In absoluten Zahlen betrachtet, sind die preiswertesten Fahrzeuge auch die preisstabilsten. Je niedriger der Neupreis ausfällt, umso geringer ist der Wertverlust in absoluten Zahlen.

Im Jahr 2019 galten folgende Modelle als die Autos mit dem geringsten Wertverlust, gegliedert nach Kategorie:

  • Kleinstwagen: Fiat 500, Restwert 52,2 Prozent
  • Kleinwagen: VW Polo, Restwert 56,5 Prozent
  • Kompaktklasse: Mercedes CLA 180 Coupé, Restwert 57 Prozent
  • Mittelklasse: Audi A5 Sportback 35 TFSI S tronic, Restwert 55 Prozent
  • Oberklasse/Obere Mittelklasse: Audi A7 45 TFSI S tronic, Restwert 52 Prozent
  • Kleine und große SUV: Range Rover Evoque D150, Restwert 61 Prozent
  • Sportwagen/Coupés/Cabrios: 718 Boxster, Restwert 58 Prozent

Neuwertentschädigung in der Kfz-Versicherung

Die meisten Versicherer schließen in der Vollkaskoversicherung auch die Neuwertentschädigung ein. Dies ist eine feine Sache, wenn das Auto sechs oder zehn Monate nach der Erstzulassung einen Totalschaden erleidet oder gestohlen wurde. Der Eigentümer hat den Vorteil, dass er in diesem Fall nicht nur den Restwert erhält, der nach einem Jahr bereits 25 Prozent unter dem Neupreis liegt.

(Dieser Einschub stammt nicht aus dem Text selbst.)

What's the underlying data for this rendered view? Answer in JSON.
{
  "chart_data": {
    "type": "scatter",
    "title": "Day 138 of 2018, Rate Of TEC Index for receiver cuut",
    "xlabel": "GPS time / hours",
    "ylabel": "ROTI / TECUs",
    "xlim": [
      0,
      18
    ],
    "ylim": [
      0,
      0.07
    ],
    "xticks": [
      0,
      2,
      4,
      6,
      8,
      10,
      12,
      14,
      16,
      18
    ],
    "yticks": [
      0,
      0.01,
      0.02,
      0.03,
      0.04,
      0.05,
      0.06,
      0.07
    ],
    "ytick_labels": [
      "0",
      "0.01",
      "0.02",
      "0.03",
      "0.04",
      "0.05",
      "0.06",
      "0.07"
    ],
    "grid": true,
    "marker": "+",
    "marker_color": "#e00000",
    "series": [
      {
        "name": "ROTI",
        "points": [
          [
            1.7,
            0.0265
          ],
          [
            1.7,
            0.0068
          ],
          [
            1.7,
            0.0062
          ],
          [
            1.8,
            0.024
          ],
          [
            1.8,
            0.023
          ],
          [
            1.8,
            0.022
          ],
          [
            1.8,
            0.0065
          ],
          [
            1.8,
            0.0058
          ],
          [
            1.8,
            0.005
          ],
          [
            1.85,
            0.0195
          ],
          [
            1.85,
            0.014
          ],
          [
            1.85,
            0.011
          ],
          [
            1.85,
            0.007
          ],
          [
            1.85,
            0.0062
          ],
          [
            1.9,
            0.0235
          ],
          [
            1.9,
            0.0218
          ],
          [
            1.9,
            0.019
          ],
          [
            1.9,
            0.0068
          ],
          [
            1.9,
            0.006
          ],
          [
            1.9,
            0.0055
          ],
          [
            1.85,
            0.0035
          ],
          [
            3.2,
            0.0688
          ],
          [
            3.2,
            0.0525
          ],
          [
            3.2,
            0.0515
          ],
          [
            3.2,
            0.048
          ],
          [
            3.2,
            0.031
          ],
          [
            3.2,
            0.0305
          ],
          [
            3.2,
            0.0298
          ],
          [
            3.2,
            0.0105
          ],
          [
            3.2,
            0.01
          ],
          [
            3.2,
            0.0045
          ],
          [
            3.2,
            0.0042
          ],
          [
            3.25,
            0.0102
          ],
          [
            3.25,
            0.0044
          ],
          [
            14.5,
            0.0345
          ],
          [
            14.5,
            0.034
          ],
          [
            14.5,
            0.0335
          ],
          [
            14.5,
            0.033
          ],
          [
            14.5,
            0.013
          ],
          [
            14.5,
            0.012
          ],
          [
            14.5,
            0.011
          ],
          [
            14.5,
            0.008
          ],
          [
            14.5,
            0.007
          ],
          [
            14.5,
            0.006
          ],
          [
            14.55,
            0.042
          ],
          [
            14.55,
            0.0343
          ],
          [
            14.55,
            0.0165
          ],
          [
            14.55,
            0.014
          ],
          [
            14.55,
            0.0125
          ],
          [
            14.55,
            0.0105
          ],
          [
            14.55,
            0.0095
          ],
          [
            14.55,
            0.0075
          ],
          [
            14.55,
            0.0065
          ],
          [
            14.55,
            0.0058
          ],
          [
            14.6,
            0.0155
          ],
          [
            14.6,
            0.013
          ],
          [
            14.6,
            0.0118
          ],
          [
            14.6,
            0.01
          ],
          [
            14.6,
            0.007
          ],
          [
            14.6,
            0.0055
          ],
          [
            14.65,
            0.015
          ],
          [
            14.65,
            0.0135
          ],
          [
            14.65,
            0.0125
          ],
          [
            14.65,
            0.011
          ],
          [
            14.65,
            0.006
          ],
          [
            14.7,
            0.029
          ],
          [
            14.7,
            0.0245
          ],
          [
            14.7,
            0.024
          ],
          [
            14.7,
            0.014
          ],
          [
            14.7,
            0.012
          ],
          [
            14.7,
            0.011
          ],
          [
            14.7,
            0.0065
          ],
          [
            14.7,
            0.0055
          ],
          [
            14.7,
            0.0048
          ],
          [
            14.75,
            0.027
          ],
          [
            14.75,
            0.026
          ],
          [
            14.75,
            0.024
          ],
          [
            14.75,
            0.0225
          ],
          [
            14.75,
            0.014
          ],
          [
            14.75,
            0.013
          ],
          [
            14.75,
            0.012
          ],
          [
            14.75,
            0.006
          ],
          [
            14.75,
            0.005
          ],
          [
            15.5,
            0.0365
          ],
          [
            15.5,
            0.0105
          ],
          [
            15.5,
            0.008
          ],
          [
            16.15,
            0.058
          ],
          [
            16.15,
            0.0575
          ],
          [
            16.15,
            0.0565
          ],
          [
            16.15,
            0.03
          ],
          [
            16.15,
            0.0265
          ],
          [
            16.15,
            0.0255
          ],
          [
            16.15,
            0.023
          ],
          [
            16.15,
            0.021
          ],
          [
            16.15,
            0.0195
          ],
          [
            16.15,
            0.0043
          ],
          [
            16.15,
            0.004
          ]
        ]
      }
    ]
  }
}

Bei der Auswahl des Versicherers sollte man aber darauf achten, dass die Neuwertentschädigung einen möglichst langen Zeitraum abdeckt. In den Premiumtarifen sind Fristen von 18 Monaten oder 24 Monaten nach Erstzulassung möglich. Die Klausel mit einer Dauer von sechs Monaten ist eher unbefriedigend.